Polls Offer Snapshots Of Public Thinking On Birth Control Coverage Rule
Meanwhile, other reports explore whether the U.S. Catholic bishops may be considering a change in strategy regarding their opposition to this policy.
The Wall Street Journal: Birth-Control Rule Debate Intensifying
New polling data are sparking a vigorous debate over whether an Obama administration rule requiring employers to offer free birth control is a political winner for the White House, particularly among women, as many Democrats have assumed (Seib, 3/13).
New Orleans Times-Picayune: Birth Control Exemption For Employers With Moral Qualms Supported In Poll
Employers who object on moral or religious grounds should be able to opt out of providing birth control for their employees, a slight majority of Americans told a new CBS News/New York Times poll. Fifty-one percent said that such employers should be able to opt out. According to the same poll, support for the opt-out increased when people were asked specifically whether religiously affiliated employers, like hospitals or universities, should be exempted when they have religious or moral objections (Nolan, 3/13).
Reuters: Bishops Consider Broader Focus In Birth-Control Fight
Facing small but clear signs of discontent within their own ranks, U.S. Catholic bishops may be poised to rethink their aggressive tactics for fighting a federal mandate that health insurance plans cover contraception, according to sources close to influential bishops. There are no indications that the bishops will drop their fight against the federal mandate.
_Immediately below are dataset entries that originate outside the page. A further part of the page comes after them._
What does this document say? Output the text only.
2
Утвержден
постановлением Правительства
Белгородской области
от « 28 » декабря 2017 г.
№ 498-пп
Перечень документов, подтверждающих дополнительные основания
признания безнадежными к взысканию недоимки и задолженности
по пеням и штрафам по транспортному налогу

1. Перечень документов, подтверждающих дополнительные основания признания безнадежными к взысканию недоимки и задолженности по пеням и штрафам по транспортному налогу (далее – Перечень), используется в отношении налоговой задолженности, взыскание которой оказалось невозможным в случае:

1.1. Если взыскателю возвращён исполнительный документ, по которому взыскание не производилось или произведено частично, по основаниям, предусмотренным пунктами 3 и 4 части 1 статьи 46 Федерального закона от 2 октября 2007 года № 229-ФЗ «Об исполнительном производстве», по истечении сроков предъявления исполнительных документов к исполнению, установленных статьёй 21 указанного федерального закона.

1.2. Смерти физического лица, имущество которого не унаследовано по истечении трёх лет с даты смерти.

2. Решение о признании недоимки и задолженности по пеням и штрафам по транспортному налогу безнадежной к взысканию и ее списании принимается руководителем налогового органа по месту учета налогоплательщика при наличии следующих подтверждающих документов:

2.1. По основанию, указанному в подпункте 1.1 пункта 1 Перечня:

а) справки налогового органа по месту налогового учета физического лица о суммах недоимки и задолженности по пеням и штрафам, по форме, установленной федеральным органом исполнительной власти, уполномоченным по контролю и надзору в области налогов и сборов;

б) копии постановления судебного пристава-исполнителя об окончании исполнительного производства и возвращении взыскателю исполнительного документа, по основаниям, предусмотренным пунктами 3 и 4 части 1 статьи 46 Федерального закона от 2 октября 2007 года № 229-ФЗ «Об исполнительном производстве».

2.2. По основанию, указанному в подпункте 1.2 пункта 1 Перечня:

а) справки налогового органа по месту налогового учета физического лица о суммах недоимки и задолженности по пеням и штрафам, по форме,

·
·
But dozens of bishops, meeting this week in Washington, are likely to discuss concerns that their battle against the Obama administration over birth control risks being viewed by the public as narrow and partisan and thus diminishes the church's moral authority, the sources said (Simon, 3/13).
Kaiser Health News: Timing Of Birth Control Coverage May Differ For Students, Profs
Under the health care overhaul, new health plans (or those that change their benefits enough to lose grandfathered status) have to begin providing free contraceptive services to women in August. Religious institutions, such as churches, are exempt from the requirement, but colleges and hospitals and other employers that are affiliated with religious institutions aren't. …There's a wrinkle in the timing, however. Religiously affiliated institutions have a one-year transition period before they have to be in compliance. Could that mean that students at Georgetown University, a Catholic and Jesuit institution, as well as other religiously affiliated colleges might have to wait until August 2013 for the provision to take effect? (Andrews, 3/13).